I sat on the low-growing limb of a tree, and was rocked by the wind outside. I forgot my object. What did it matter that I should find my bluejay? Was it worth while to go on? Was anything worth while, indeed, except to dream and muse, lulled by the music of the "laughing water"? Ah! if one were a poet!

Then the birds came. A cat-bird first, with witching low song, eying me closely with that calm, dark eye of his, the while he poured it out from a shrub,

"Like dripping water falling slow
Round mossy rooks, in music rare;"

a vireo, repeating over and over his few notes in tireless warble; high up in the maple across the chasm, a sweet-voiced goldfinch singing his soul away outside; and lastly, a robin, who broke the charm by a peremptory demand to know my business in his private quarters. I rose to leave him in possession. In rising I disturbed another resident, a red squirrel, who ran out on a branch and delivered as vehement a piece of mind as I ever heard, stamping his little feet and jerking his bushy tail with every word, scolding all over, to the tip of his longest hair.

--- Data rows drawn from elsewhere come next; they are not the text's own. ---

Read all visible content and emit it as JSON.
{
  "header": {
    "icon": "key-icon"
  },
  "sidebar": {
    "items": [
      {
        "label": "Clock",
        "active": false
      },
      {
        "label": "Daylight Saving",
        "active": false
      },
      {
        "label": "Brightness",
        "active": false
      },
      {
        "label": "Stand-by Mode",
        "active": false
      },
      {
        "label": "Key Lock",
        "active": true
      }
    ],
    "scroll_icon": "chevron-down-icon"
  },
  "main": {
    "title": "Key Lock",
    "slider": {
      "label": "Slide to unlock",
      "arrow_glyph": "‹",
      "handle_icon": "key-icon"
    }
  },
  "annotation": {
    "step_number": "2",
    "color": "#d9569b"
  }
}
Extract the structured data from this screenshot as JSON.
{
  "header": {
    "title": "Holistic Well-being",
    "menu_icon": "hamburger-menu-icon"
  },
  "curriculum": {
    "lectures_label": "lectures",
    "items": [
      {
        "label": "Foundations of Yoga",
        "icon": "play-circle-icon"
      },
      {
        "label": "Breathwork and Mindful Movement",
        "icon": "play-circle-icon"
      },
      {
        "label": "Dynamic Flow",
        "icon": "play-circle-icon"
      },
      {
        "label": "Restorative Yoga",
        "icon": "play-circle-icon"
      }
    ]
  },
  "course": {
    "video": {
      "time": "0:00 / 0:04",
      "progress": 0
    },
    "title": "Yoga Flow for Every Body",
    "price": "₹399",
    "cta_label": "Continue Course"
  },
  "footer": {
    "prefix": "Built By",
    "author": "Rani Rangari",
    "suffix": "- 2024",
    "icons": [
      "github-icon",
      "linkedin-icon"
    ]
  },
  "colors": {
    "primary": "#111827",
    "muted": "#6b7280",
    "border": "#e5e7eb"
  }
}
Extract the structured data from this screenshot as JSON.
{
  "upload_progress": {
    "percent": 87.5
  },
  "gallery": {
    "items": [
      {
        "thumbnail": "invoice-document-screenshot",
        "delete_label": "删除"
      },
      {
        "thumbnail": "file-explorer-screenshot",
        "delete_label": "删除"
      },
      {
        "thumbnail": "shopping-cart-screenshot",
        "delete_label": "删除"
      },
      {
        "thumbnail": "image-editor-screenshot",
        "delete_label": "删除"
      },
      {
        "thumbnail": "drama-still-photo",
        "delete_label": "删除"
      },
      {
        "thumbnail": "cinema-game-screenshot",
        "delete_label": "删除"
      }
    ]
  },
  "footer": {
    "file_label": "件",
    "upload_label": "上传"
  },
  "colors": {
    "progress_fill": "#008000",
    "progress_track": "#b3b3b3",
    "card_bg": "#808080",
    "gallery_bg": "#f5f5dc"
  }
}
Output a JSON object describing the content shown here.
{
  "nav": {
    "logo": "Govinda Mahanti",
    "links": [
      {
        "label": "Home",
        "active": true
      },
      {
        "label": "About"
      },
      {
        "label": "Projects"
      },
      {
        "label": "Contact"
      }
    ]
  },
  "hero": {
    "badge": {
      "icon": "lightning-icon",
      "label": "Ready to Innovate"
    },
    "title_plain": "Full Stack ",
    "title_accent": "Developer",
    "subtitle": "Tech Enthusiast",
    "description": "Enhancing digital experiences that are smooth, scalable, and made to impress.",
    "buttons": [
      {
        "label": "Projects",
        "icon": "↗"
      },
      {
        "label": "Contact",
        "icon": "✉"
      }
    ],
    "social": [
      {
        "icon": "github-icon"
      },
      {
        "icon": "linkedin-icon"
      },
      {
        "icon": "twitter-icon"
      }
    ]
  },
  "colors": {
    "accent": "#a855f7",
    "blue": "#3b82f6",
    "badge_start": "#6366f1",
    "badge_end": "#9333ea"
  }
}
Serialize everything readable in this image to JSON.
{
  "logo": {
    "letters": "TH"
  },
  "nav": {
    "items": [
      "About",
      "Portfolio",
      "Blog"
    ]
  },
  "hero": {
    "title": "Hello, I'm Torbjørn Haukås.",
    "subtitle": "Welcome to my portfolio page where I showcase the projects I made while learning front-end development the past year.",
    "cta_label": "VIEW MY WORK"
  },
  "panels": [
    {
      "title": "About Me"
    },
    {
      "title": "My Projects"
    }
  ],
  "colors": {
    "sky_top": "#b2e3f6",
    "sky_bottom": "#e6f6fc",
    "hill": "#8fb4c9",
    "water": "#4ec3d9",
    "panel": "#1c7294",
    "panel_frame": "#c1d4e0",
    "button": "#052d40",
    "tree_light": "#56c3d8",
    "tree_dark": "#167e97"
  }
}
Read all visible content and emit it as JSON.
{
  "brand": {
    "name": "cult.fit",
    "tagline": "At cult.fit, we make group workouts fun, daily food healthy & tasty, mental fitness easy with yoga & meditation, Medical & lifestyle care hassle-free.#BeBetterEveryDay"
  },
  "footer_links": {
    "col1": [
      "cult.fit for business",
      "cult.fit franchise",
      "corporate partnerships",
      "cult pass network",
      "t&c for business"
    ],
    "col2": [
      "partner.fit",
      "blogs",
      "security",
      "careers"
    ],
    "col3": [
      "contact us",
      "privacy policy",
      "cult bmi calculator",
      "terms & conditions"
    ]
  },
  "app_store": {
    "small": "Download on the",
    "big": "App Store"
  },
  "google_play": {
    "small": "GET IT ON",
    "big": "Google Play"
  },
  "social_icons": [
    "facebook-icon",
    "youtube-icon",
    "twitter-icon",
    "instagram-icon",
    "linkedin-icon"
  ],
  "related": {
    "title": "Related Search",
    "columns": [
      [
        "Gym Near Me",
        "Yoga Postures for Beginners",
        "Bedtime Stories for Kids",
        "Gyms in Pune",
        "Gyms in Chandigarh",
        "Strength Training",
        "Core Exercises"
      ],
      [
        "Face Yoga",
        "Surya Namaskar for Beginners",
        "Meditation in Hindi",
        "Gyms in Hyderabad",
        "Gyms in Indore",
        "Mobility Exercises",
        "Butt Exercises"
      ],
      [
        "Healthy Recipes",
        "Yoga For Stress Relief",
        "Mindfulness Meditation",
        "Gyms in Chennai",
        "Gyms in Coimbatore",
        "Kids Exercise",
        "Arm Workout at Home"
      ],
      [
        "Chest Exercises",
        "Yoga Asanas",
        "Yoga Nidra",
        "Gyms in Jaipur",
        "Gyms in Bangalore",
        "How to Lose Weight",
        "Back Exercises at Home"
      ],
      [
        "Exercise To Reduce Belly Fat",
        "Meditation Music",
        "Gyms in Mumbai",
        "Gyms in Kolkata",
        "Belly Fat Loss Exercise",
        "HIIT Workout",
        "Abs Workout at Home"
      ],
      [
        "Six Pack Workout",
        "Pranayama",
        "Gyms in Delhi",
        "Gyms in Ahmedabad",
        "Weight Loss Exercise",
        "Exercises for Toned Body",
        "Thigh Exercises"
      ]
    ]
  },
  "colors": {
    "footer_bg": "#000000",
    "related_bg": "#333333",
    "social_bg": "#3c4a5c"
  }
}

I left them in their green paradise. I went to my room. I sat down in my rocker to consider.

Then the winds got up. Through the "bellows pipe," as they suggestively call the head of the valley, there poured such a gale that the birds could hardly hold on to their perches. All day long it tossed the branches, tore off leaves, beat the birds, rattled the windows, and filled the blue cover to our green bowl of a valley with clouds, even half way down the sides of the mountains themselves. And at last they began to weep, and I spent my twilight by an open window, wrapped in a shawl, listening to the

"Unrivaled one, the hermit-thrush,
Solitary, singing in the west,"

and looking out upon the hills, where I still hoped to find my bluejay.